Chief Executive of the Post Office Nick Read was paid £54,400 for merely cooperating with the Horizon Inquiry. He reluctantly agreed to pay £13,600 of this back in May 2023, having initially offered to pay back around £3,000.

This came after the Post Office recognized its error in awarding bonus payments on such metrics, followed by paying the remaining amount after repeated pressure from politicians, those campaigning on behalf of the subpostmasters and subpostmistresses, and from the inquiry itself.

If the people in power cannot keep a company in check and were willing to receive bonuses for complying with an inquiry attempting to rectify their mistakes, what hope was there in ever protecting the subpostmasters in the first place?

It is also interesting to compare and contrast the level of inquiry and detail applied to calculating board bonuses against the lack of attention in relation to the massive uptake of apparent theft and fraud on the part of subpostmasters, which, in fact, had nothing to do with them, but, in practice, was the epic failure of the company’s computer system.

Well-funded parties, such as the Post Office, will typically instruct the most expensive law firms to ensure that they secure a favorable outcome by outspending their opponents. Considering the Post Office’s annual accounts, this is exactly what came to pass in their defense of the group action led by Alan Bates and brought by the 555 subpostmasters.

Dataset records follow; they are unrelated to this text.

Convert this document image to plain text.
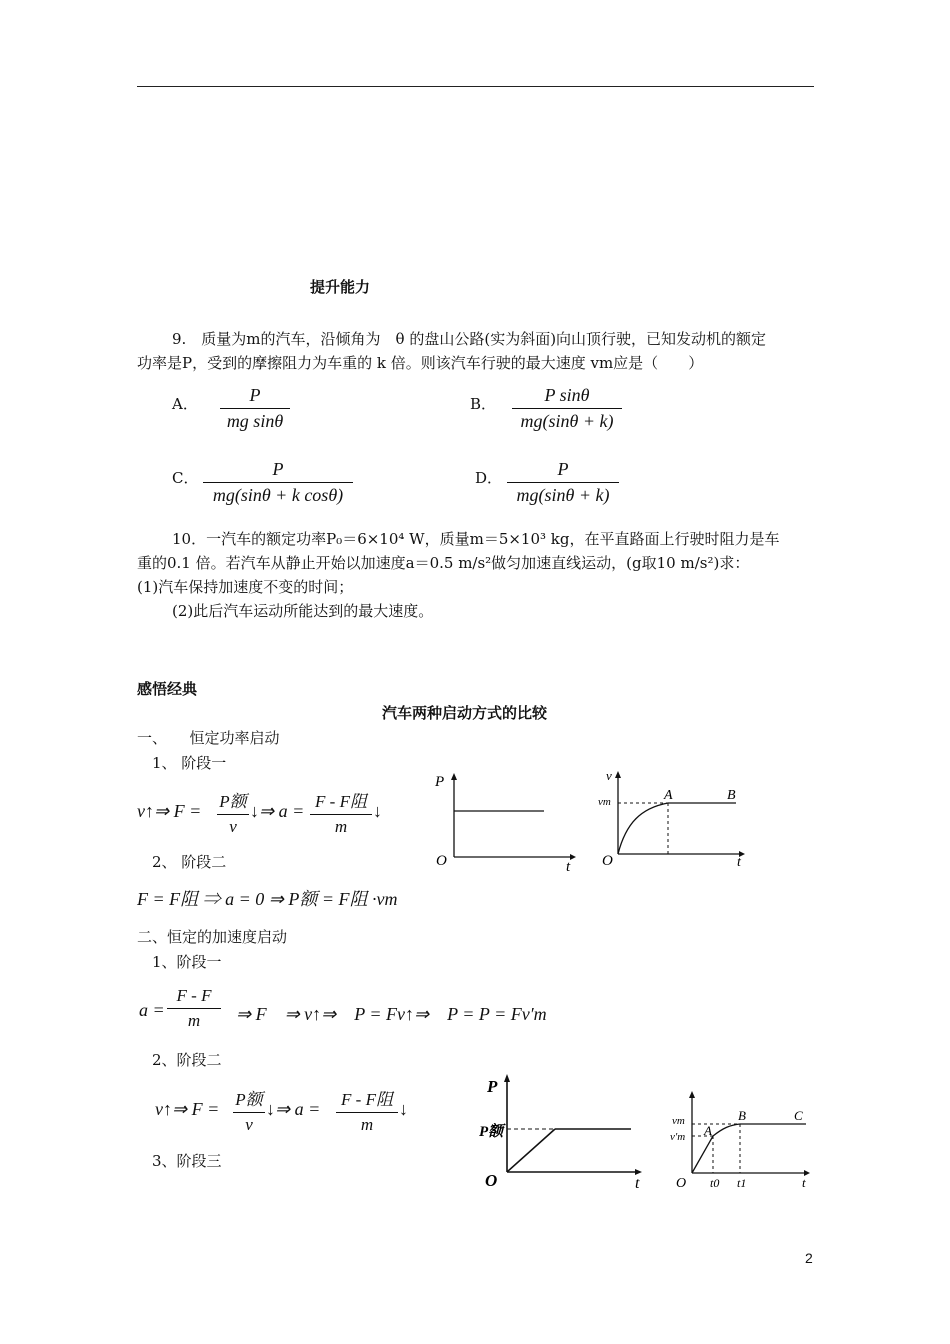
提升能力
9.　质量为m的汽车，沿倾角为　θ 的盘山公路(实为斜面)向山顶行驶，已知发动机的额定
功率是P，受到的摩擦阻力为车重的 k 倍。则该汽车行驶的最大速度 vm应是（　　）
A．	P
mg sinθ
B．	P sinθ
mg(sinθ + k)
C．	P
mg(sinθ + k cosθ)
D．	P
mg(sinθ + k)
10．一汽车的额定功率P₀＝6×10⁴ W，质量m＝5×10³ kg，在平直路面上行驶时阻力是车
重的0.1 倍。若汽车从静止开始以加速度a＝0.5 m/s²做匀加速直线运动，(g取10 m/s²)求：
(1)汽车保持加速度不变的时间；
(2)此后汽车运动所能达到的最大速度。
感悟经典
汽车两种启动方式的比较
一、　　恒定功率启动
1、 阶段一
v↑⇒ F = P额
v
↓⇒ a = F - F阻
m
↓
2、 阶段二
F = F阻 ⇒ a = 0 ⇒ P额 = F阻 ·vm
P
t
O
v
vm	A	B
t
O
二、恒定的加速度启动
1、阶段一
a =
F - F
m	⇒ F　⇒ v↑⇒　P = Fv↑⇒　P = P = Fv′m
2、阶段二
v↑⇒ F = P额
v
↓⇒ a = F - F阻
m
↓
3、阶段三
P
P额
t
O
vm
v′m A
B	C
t0 t1	t
O
2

The Post Office has spent £298 million on external lawyer fees between 2017 and March 2023, including on the defense of the Horizon system.

In 2022-2023 alone, the Post Office spent £92 million on lawyers. At the current rate of spending, the Post Office will have incurred an estimate of £390 million on legal fees by April, more than double the £169 million that has been paid in compensation to victims of the scandal.

While the legal fees incurred by the Post Office increase at an alarming rate, 1,900 victims of the scandal are still waiting for compensation.

Concluding Thoughts

The tragic nature of the Post Office scandal cannot be understated, and neither can the life-changing impact that this scandal has had on the individual subpostmasters, subpostmistresses and families who were directly affected.

There is also a clear lesson here for company directors on the magnitude of the impact that a failure to fulfil their duties can have.

The consequences that the directors of the Post Office will face will be unearthed as the Post Office inquiry progresses, and there is a public clamour for those directors who have failed in their statutory duties to be duly sanctioned.

Whether or not that will actually happen remains to be seen, as historically, senior directors appear to have got off relatively lightly when being held to account for failures in the provision of their services as directors.